The environment is central to development. The concept of protecting and conserving the environment evolved in the early 1970s during the Stockholm UN Conference on the Human Environment in 1972. After the World Summit on Sustainable Development in Johannesburg in 2002, the environment started being seen as a pillar of development, closely intertwined with the other two pillars: social and economic.
Several global institutions have come up with indicators that measure these three pillars of development. The social pillar of development is measured by the Human Development Index, which is published by the UNDP. This indicator looks at three keys areas of human development and sustainability: knowledge; measured by adult literacy rate and enrollment in enrollment in various levels of education, Longevity; measured by life expectancy at birth, and standard of living; measured by adjusted GDP per capita. The economic pillar of development, on the other hand, is measured by the Gross Domestic Product.
When it comes to measuring the degree of environmental sustainability however, several indicators have been floated. One of the most popular is the ESI (Environmental Sustainability indicator), published by the World Economic Forum. This index looks at the overall progress towards sustaining the environment. Another index is the Well-being/Stress Index; this index combines a host of human and ecosystem indicators that include: peace, education, health, wealth, population, biodiversity, land, water quality and supply, global atmosphere, air quality, energy and resource use pressures.

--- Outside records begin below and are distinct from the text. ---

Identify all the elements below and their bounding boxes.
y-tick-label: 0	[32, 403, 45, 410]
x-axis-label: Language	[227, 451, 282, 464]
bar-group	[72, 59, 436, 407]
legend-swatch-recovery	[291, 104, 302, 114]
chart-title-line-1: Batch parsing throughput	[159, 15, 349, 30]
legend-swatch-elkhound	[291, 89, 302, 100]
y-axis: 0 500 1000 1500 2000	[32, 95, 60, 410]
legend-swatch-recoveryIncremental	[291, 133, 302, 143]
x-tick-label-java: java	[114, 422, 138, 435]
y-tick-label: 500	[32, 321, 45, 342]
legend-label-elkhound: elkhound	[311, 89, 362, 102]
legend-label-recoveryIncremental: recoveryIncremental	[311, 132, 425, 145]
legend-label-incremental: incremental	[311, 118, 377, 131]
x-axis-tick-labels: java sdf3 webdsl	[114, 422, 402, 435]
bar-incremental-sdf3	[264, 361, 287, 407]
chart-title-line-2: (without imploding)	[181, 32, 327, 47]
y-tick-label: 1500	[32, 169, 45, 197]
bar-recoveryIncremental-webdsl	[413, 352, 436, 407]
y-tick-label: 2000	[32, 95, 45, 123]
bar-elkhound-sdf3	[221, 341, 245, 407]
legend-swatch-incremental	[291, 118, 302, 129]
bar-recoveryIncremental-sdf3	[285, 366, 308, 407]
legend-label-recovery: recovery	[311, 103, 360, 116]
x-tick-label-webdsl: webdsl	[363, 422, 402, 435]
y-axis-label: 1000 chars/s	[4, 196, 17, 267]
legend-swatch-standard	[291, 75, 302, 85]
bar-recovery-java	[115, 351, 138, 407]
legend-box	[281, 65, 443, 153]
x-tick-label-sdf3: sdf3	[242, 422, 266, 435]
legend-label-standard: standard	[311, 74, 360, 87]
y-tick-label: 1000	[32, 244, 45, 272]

The Ecological Footprint (EF) measures the productive land that is needed to maintain the current patterns of consumption of a given population, and with prevailing technologies, absorb the wastes produced by the population. The European Union’s Joint Research Center developed a software application known as the Dashboard of Sustainability (DS). This assessment tool presents relationships between the social, economic, and environmental issues that are complex, and aimed at stakeholders, decision makers and citizens who are interested in sustainable development. Another indicator being touted by the World Wildlife Fund is the Living Planet Index. It assesses the state of natural ecosystems of the Earth. The index assesses global and national data on human consumption of natural resources and the resultant human pressures on the ecosystems.
One of the latest entrants into this cocktail of environmental indicators is the Geo-Biosphere Load Index. Its main focus is on the human pressures to the environment. This is because pressure indicators show, at best, the fundamental stresses that human activities inflict on the environment. The Geo-Biosphere index uses indicators and data of the Material Flow Analysis.